Will risk pass to the buyer with title, or will the risk remain with the builder until delivery and acceptance?

The general rule, which is enshrined in section 20(1) of the Sale of Goods Act 1979, is that goods remain at the seller’s risk until property in them is transferred to the buyer, unless the parties provide otherwise.

For the vast majority of shipbuilding contracts, the parties agree that, regardless of the time of transfer of title, the risk of damage to or loss of the vessel remains with the builder until the delivery and acceptance of the vessel.


May a shipbuilder subcontract part or all of the contract and, if so, will this have a bearing on the builder’s liability towards the buyer? Is there a custom to include a maker’s list of major suppliers and subcontractors in the contract?

Subject to the terms of the shipbuilding contract, the builder may subcontract part or all of the contract works (design, construction of the hull or the superstructure, assembly, outfitting, etc) to third parties.

However, depending on the parties’ respective bargaining positions, the extent of the builder’s rights to subcontract will be more or less extensively defined and limited in the contract. For instance, it may be agreed that certain key steps of the construction process (such as the assembly of the hull and other items of works directly affecting the agreed quality standards of the vessel) cannot be delegated without the prior approval of the buyer, or are not delegable at all.

No matter how wide the builder’s liberty to subcontract, and subject to the parties’ contrary provision, the builder will remain fully liable towards the buyer for any subcontracted work, and it is usual to find express language to that effect in the contract.

There is no custom in England and Wales to include a maker’s list of major suppliers and subcontractors in a shipbuilding contact and the SAJ form, upon which most international shipbuilding contracts governed by English law tend to be based, does not include such a list. It instead grants the builder sole discretion and responsibility to subcontract any portion of the construction, although this is commonly amended to allow the buyer the right to approve major suppliers and subcontractors and such amendments can, usually depending on where the vessel is being built, include a maker’s list. The CMAC Standard Ship Building Contract form and BIMCO’s Newbuildcon form both make provision for a maker’s list of potential major suppliers and subcontractors, thereby allowing the builder to proceed to making the final selection of major suppliers and subcontractors without further approval from the buyer. Further details of these standard forms are set out in question 43.

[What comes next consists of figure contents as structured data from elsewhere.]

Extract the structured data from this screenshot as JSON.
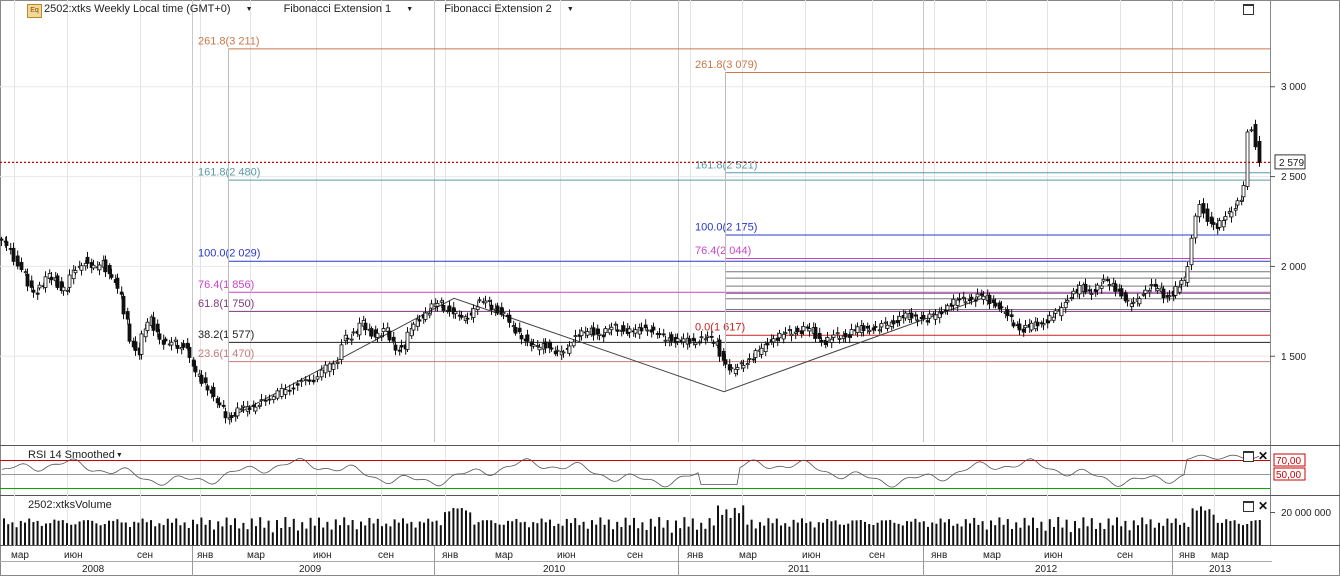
{
  "header": {
    "symbol_label": "2502:xtks Weekly Local time (GMT+0)",
    "indicator_1": "Fibonacci Extension 1",
    "indicator_2": "Fibonacci Extension 2",
    "eq_icon_text": "Eq"
  },
  "price_box": "2 579",
  "rsi_panel": {
    "label": "RSI 14 Smoothed",
    "levels": [
      "70,00",
      "50,00"
    ]
  },
  "volume_panel": {
    "label": "2502:xtksVolume",
    "axis_label": "20 000 000"
  },
  "chart_data": {
    "type": "candlestick",
    "interval": "weekly",
    "y_axis": {
      "ticks": [
        1500,
        2000,
        2500,
        3000
      ],
      "tick_labels": [
        "1 500",
        "2 000",
        "2 500",
        "3 000"
      ],
      "ylim": [
        1020,
        3480
      ]
    },
    "last_price": 2579,
    "price_line_color": "#cc0000",
    "month_labels": [
      "мар",
      "июн",
      "сен",
      "янв",
      "мар",
      "июн",
      "сен",
      "янв",
      "мар",
      "июн",
      "сен",
      "янв",
      "мар",
      "июн",
      "сен",
      "янв",
      "мар",
      "июн",
      "сен",
      "янв",
      "мар"
    ],
    "year_labels": [
      "2008",
      "2009",
      "2010",
      "2011",
      "2012",
      "2013"
    ],
    "fibonacci_extension_1": {
      "levels": [
        {
          "label": "261.8(3 211)",
          "value": 3211,
          "color": "#c8784a"
        },
        {
          "label": "161.8(2 480)",
          "value": 2480,
          "color": "#5a9aa6"
        },
        {
          "label": "100.0(2 029)",
          "value": 2029,
          "color": "#2838c8"
        },
        {
          "label": "76.4(1 856)",
          "value": 1856,
          "color": "#cc44cc"
        },
        {
          "label": "61.8(1 750)",
          "value": 1750,
          "color": "#7a3a7a"
        },
        {
          "label": "38.2(1 577)",
          "value": 1577,
          "color": "#222222"
        },
        {
          "label": "23.6(1 470)",
          "value": 1470,
          "color": "#c87a7a"
        }
      ]
    },
    "fibonacci_extension_2": {
      "levels": [
        {
          "label": "261.8(3 079)",
          "value": 3079,
          "color": "#c8784a"
        },
        {
          "label": "161.8(2 521)",
          "value": 2521,
          "color": "#5a9aa6"
        },
        {
          "label": "100.0(2 175)",
          "value": 2175,
          "color": "#2838c8"
        },
        {
          "label": "76.4(2 044)",
          "value": 2044,
          "color": "#cc44cc"
        },
        {
          "label": "0.0(1 617)",
          "value": 1617,
          "color": "#cc2222"
        }
      ]
    },
    "price_path": [
      [
        0,
        2150
      ],
      [
        5,
        2120
      ],
      [
        12,
        2080
      ],
      [
        20,
        2010
      ],
      [
        26,
        1950
      ],
      [
        32,
        1880
      ],
      [
        38,
        1860
      ],
      [
        44,
        1890
      ],
      [
        50,
        1940
      ],
      [
        56,
        1930
      ],
      [
        62,
        1880
      ],
      [
        68,
        1870
      ],
      [
        74,
        1960
      ],
      [
        80,
        1990
      ],
      [
        86,
        2030
      ],
      [
        92,
        2000
      ],
      [
        98,
        1980
      ],
      [
        104,
        2020
      ],
      [
        110,
        1970
      ],
      [
        116,
        1920
      ],
      [
        122,
        1830
      ],
      [
        128,
        1690
      ],
      [
        134,
        1560
      ],
      [
        140,
        1520
      ],
      [
        146,
        1640
      ],
      [
        152,
        1700
      ],
      [
        158,
        1640
      ],
      [
        164,
        1580
      ],
      [
        170,
        1560
      ],
      [
        176,
        1570
      ],
      [
        182,
        1550
      ],
      [
        188,
        1560
      ],
      [
        194,
        1440
      ],
      [
        200,
        1380
      ],
      [
        206,
        1350
      ],
      [
        212,
        1310
      ],
      [
        218,
        1240
      ],
      [
        224,
        1200
      ],
      [
        230,
        1150
      ],
      [
        236,
        1180
      ],
      [
        242,
        1210
      ],
      [
        248,
        1200
      ],
      [
        254,
        1210
      ],
      [
        260,
        1240
      ],
      [
        268,
        1260
      ],
      [
        276,
        1280
      ],
      [
        284,
        1300
      ],
      [
        292,
        1320
      ],
      [
        300,
        1340
      ],
      [
        308,
        1350
      ],
      [
        316,
        1370
      ],
      [
        324,
        1420
      ],
      [
        332,
        1440
      ],
      [
        340,
        1480
      ],
      [
        346,
        1610
      ],
      [
        352,
        1610
      ],
      [
        358,
        1630
      ],
      [
        364,
        1680
      ],
      [
        370,
        1640
      ],
      [
        376,
        1620
      ],
      [
        382,
        1620
      ],
      [
        388,
        1640
      ],
      [
        394,
        1570
      ],
      [
        400,
        1540
      ],
      [
        406,
        1550
      ],
      [
        412,
        1640
      ],
      [
        418,
        1690
      ],
      [
        424,
        1720
      ],
      [
        430,
        1750
      ],
      [
        436,
        1780
      ],
      [
        442,
        1790
      ],
      [
        448,
        1760
      ],
      [
        454,
        1750
      ],
      [
        460,
        1720
      ],
      [
        466,
        1700
      ],
      [
        472,
        1730
      ],
      [
        478,
        1790
      ],
      [
        484,
        1800
      ],
      [
        490,
        1790
      ],
      [
        496,
        1760
      ],
      [
        502,
        1750
      ],
      [
        508,
        1720
      ],
      [
        514,
        1650
      ],
      [
        520,
        1630
      ],
      [
        526,
        1600
      ],
      [
        532,
        1560
      ],
      [
        538,
        1540
      ],
      [
        544,
        1560
      ],
      [
        550,
        1560
      ],
      [
        556,
        1520
      ],
      [
        562,
        1510
      ],
      [
        568,
        1530
      ],
      [
        574,
        1590
      ],
      [
        580,
        1620
      ],
      [
        586,
        1620
      ],
      [
        592,
        1640
      ],
      [
        598,
        1630
      ],
      [
        604,
        1620
      ],
      [
        610,
        1640
      ],
      [
        616,
        1660
      ],
      [
        622,
        1650
      ],
      [
        628,
        1640
      ],
      [
        634,
        1630
      ],
      [
        640,
        1640
      ],
      [
        646,
        1660
      ],
      [
        652,
        1650
      ],
      [
        658,
        1620
      ],
      [
        664,
        1600
      ],
      [
        670,
        1600
      ],
      [
        676,
        1590
      ],
      [
        682,
        1580
      ],
      [
        688,
        1580
      ],
      [
        694,
        1580
      ],
      [
        700,
        1590
      ],
      [
        706,
        1600
      ],
      [
        712,
        1590
      ],
      [
        718,
        1570
      ],
      [
        724,
        1490
      ],
      [
        730,
        1430
      ],
      [
        736,
        1410
      ],
      [
        742,
        1450
      ],
      [
        748,
        1470
      ],
      [
        754,
        1490
      ],
      [
        760,
        1520
      ],
      [
        766,
        1550
      ],
      [
        772,
        1590
      ],
      [
        778,
        1600
      ],
      [
        784,
        1610
      ],
      [
        790,
        1630
      ],
      [
        796,
        1640
      ],
      [
        802,
        1640
      ],
      [
        808,
        1650
      ],
      [
        814,
        1640
      ],
      [
        820,
        1600
      ],
      [
        826,
        1580
      ],
      [
        832,
        1590
      ],
      [
        838,
        1610
      ],
      [
        844,
        1610
      ],
      [
        850,
        1620
      ],
      [
        856,
        1640
      ],
      [
        862,
        1650
      ],
      [
        868,
        1650
      ],
      [
        874,
        1660
      ],
      [
        880,
        1650
      ],
      [
        886,
        1670
      ],
      [
        892,
        1680
      ],
      [
        898,
        1700
      ],
      [
        904,
        1720
      ],
      [
        910,
        1720
      ],
      [
        916,
        1710
      ],
      [
        922,
        1720
      ],
      [
        928,
        1700
      ],
      [
        934,
        1720
      ],
      [
        940,
        1730
      ],
      [
        946,
        1760
      ],
      [
        952,
        1790
      ],
      [
        958,
        1800
      ],
      [
        964,
        1810
      ],
      [
        970,
        1820
      ],
      [
        976,
        1820
      ],
      [
        982,
        1830
      ],
      [
        988,
        1820
      ],
      [
        994,
        1800
      ],
      [
        1000,
        1780
      ],
      [
        1006,
        1740
      ],
      [
        1012,
        1700
      ],
      [
        1018,
        1670
      ],
      [
        1024,
        1650
      ],
      [
        1030,
        1660
      ],
      [
        1036,
        1670
      ],
      [
        1042,
        1680
      ],
      [
        1048,
        1700
      ],
      [
        1054,
        1720
      ],
      [
        1060,
        1740
      ],
      [
        1066,
        1790
      ],
      [
        1072,
        1840
      ],
      [
        1078,
        1860
      ],
      [
        1084,
        1880
      ],
      [
        1090,
        1850
      ],
      [
        1096,
        1870
      ],
      [
        1102,
        1900
      ],
      [
        1108,
        1910
      ],
      [
        1114,
        1890
      ],
      [
        1120,
        1870
      ],
      [
        1126,
        1820
      ],
      [
        1132,
        1780
      ],
      [
        1138,
        1800
      ],
      [
        1144,
        1850
      ],
      [
        1150,
        1880
      ],
      [
        1156,
        1880
      ],
      [
        1162,
        1860
      ],
      [
        1168,
        1830
      ],
      [
        1174,
        1850
      ],
      [
        1180,
        1880
      ],
      [
        1186,
        1920
      ],
      [
        1190,
        2010
      ],
      [
        1194,
        2150
      ],
      [
        1198,
        2260
      ],
      [
        1202,
        2330
      ],
      [
        1206,
        2300
      ],
      [
        1212,
        2250
      ],
      [
        1218,
        2220
      ],
      [
        1224,
        2240
      ],
      [
        1230,
        2290
      ],
      [
        1236,
        2330
      ],
      [
        1242,
        2380
      ],
      [
        1246,
        2430
      ],
      [
        1250,
        2740
      ],
      [
        1254,
        2770
      ],
      [
        1258,
        2680
      ],
      [
        1261,
        2579
      ]
    ],
    "rsi": {
      "levels": [
        70,
        50
      ]
    }
  }
}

Extraterritorial construction

Must the builder inform the buyer of any intention to have certain main items constructed in another country than that where the builder is located, or is it immaterial where and by whom certain performance of the contract is made?

Subject to any express term of the contract to the contrary, and provided that the contract does not otherwise restrict the ability of the builder to subcontract the construction of the relevant items without the buyer’s prior approval, an English or Welsh shipbuilder has no obligation to inform the buyer of its intention to use subcontractors located in countries other than England and Wales. However, it is usually the case that vessels that are to be constructed under a shipbuilding contract that is governed by English law will not be built in the jurisdiction. In such circumstances, appropriate legal advice should be sought from local counsel to clarify if there are any local content rules in that jurisdiction.

In addition to a provision detailing the builder’s rights and obligations in respect of subcontracting, the builder’s right to perform the contract works (or to have them performed) in a place other than the builder’s shipyard may also be curtailed by a term expressly providing that the vessel shall be constructed at that shipyard, as is provided for in the CMAC form.